Three cohorts of students have contributed to the project that started in 2018. The initial concept was to bring the locations that Hemingway wrote about including Paris, Key West and Havana to people who aren’t able to see them in person since many people at some point read The Old Man and the Sea, Lauro said, but may not have a visual of some of the things mentioned in the books.

She described the project as a visual CliffsNotes for readers. 

For example, if Hemingway is talking about a specific kind of bird or fish or boat, there would be a picture to give readers an idea what it looks like. 

The website is free to access, making the multimedia annotations widely available.

It's her third year working on the project; the first year they traveled to Key West, due to the COVID-19 pandemic and travel restrictions, a second trip didn’t happen, and finally, they stopped in the City of Lights.

This year Lauro received a $10,000 grant from the Office of Undergraduate Research and Inquiry to help support three students who worked for the full academic year on the grant, Megan Darling ’24, Chandler Culotta ’22 and Mark-Elliot Finley ’22, though Finley did not go on the trip.

Darling, an English major, studies literature and how it connects with history, society and people.

The students and Lauro read the novel together to identify people, places and things that they believed deserved annotations.

“After experiencing Parisian culture, I was able to understand how Hemingway wove his personal experience with Paris into some of his novels,” Darling said.

Hemingway had a keen eye for detail; focusing on the streets, how to get from place to place and the people around him, and Darling was able to develop a deeper understanding of what Hemingway was trying to convey upon witnessing those details firsthand.

The students worked on the project for an entire academic year, meeting with Lauro every week from September to May.

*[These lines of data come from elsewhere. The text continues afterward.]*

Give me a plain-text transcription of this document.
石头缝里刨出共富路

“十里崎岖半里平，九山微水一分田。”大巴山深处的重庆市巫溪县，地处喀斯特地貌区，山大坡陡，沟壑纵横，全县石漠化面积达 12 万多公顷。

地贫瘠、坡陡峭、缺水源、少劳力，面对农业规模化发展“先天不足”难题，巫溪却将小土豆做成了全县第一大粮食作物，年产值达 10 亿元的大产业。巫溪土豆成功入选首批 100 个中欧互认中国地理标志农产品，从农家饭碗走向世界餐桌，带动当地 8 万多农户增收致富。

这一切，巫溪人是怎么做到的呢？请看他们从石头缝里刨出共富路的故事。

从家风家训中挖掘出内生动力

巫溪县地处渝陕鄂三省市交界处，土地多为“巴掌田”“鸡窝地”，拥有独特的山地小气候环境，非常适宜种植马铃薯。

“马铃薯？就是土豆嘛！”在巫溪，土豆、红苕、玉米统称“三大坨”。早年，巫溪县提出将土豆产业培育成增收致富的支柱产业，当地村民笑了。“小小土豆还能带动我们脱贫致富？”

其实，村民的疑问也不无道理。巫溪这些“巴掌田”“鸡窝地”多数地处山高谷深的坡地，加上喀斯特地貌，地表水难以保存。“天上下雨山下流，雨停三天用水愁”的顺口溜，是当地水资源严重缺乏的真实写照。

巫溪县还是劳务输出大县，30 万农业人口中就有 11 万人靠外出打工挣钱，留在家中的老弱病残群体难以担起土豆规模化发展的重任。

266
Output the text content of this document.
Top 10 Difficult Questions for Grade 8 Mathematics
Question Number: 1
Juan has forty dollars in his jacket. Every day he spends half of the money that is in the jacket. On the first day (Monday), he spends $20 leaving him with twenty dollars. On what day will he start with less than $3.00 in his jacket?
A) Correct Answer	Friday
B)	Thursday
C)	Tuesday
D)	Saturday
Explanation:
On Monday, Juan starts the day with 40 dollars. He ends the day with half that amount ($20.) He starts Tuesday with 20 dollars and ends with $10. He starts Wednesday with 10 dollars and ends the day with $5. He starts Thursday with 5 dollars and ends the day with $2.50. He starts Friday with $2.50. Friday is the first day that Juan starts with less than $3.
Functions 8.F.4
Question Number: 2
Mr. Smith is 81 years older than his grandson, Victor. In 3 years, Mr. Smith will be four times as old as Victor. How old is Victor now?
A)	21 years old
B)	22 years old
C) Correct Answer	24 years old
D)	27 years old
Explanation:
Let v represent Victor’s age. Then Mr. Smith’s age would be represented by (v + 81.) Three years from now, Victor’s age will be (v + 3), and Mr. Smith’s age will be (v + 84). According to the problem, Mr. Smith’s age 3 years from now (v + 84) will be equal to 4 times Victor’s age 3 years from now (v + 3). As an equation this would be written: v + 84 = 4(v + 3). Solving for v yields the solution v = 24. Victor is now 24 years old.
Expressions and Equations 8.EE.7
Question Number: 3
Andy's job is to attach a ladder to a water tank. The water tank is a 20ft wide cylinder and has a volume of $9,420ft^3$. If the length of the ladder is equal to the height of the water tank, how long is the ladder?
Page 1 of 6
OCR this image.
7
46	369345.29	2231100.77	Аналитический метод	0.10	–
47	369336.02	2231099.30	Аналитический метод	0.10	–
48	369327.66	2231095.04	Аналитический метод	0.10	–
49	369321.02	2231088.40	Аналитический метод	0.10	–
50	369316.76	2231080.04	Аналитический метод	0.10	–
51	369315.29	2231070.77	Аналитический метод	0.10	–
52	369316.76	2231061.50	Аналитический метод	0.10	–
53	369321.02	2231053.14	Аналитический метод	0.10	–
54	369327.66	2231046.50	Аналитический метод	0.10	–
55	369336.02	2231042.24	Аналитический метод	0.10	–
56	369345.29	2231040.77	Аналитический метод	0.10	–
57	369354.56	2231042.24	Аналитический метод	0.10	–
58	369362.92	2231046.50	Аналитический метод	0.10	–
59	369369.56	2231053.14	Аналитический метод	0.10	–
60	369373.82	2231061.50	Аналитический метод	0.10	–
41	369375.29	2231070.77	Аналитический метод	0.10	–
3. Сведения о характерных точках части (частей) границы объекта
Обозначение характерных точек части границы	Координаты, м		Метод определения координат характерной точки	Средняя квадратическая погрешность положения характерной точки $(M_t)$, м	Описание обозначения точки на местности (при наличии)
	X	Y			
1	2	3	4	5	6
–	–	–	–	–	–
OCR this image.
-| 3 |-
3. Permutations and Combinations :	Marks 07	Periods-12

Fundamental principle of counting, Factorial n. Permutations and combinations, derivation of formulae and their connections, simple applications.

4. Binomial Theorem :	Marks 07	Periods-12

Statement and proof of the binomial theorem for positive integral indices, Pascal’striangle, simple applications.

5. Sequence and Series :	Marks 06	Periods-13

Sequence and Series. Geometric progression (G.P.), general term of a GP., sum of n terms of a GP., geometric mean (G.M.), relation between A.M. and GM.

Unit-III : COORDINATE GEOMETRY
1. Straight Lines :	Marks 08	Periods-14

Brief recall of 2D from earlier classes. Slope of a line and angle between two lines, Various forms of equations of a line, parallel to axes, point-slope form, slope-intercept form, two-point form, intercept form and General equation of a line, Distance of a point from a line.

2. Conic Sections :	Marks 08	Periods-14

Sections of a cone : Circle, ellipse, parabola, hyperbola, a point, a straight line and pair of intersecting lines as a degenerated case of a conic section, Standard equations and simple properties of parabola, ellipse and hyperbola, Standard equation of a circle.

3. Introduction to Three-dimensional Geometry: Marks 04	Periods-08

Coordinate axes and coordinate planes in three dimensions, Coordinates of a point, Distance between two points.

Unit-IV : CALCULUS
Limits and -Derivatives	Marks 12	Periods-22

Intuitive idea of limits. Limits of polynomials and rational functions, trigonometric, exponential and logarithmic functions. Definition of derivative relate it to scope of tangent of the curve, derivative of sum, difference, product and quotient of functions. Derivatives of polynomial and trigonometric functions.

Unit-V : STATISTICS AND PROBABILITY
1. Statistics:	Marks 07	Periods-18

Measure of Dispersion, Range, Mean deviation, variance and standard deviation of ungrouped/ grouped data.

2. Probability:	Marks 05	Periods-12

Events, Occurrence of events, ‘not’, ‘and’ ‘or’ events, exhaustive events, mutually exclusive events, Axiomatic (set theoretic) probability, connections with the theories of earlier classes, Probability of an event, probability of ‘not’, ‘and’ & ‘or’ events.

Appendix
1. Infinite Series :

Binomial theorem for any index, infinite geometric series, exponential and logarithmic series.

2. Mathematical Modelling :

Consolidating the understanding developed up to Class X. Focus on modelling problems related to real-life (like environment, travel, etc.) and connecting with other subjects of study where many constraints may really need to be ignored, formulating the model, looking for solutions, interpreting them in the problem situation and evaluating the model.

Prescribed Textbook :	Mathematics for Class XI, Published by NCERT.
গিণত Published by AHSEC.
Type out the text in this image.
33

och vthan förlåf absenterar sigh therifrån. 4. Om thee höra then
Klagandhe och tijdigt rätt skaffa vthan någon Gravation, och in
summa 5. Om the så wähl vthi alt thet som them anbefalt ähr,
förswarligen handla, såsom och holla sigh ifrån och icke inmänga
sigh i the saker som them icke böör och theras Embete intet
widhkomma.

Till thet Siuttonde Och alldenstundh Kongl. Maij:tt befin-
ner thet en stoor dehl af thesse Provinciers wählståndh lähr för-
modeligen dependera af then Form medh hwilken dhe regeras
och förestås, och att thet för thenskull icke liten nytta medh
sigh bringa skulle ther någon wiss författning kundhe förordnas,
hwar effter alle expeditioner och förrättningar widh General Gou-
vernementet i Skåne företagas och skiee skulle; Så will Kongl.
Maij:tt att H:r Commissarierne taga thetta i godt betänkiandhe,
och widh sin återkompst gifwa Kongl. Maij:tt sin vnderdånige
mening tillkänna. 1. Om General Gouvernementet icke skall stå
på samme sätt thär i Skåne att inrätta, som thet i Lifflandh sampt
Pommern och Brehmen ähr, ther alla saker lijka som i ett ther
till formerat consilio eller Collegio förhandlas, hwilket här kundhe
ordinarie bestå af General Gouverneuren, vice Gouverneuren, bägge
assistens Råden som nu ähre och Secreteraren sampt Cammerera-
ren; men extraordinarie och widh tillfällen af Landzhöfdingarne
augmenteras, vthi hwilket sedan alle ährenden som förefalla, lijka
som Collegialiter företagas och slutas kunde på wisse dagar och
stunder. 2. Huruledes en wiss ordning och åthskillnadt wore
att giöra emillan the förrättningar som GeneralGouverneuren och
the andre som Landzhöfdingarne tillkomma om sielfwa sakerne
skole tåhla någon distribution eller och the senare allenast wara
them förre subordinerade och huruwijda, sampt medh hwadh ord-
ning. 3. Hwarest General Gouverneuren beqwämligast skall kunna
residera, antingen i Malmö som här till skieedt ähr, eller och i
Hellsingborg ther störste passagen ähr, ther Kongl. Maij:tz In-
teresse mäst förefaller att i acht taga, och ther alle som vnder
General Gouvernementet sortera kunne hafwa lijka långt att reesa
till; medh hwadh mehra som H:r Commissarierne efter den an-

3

Culotta has been working on the project since the beginning, taking photographs and putting together videos for the walking tours.

“We are able to find the real-life locations that he writes about in almost all of his pieces and through visiting them, we are able to align our thought process closer to his as he wrote,” he said.

The group did a poster presentation in the spring at CALapalooza, an open house hosted by the College of Arts and Letters that showcases what students around the college are working on.

The project, Lauro said, will help to get students prepared for the working world beyond college, providing them with skills they can utilize once in the workforce, including web design, copyediting and how to build a website from scratch.

Culotta said being on location elevates his work as both an artist and researcher because he is also able to speak with locals who are familiar with the specific locations that Hemingway is writing about, rather than solely relying on sources and photographs found online. This way, he can often learn new aspects about the locations that might not traditionally be found online.

“They’re getting really marketable skills, in addition to the literature analysis part of it,” Lauro said. “It tells other people that we’re a University that values this student-centered work.”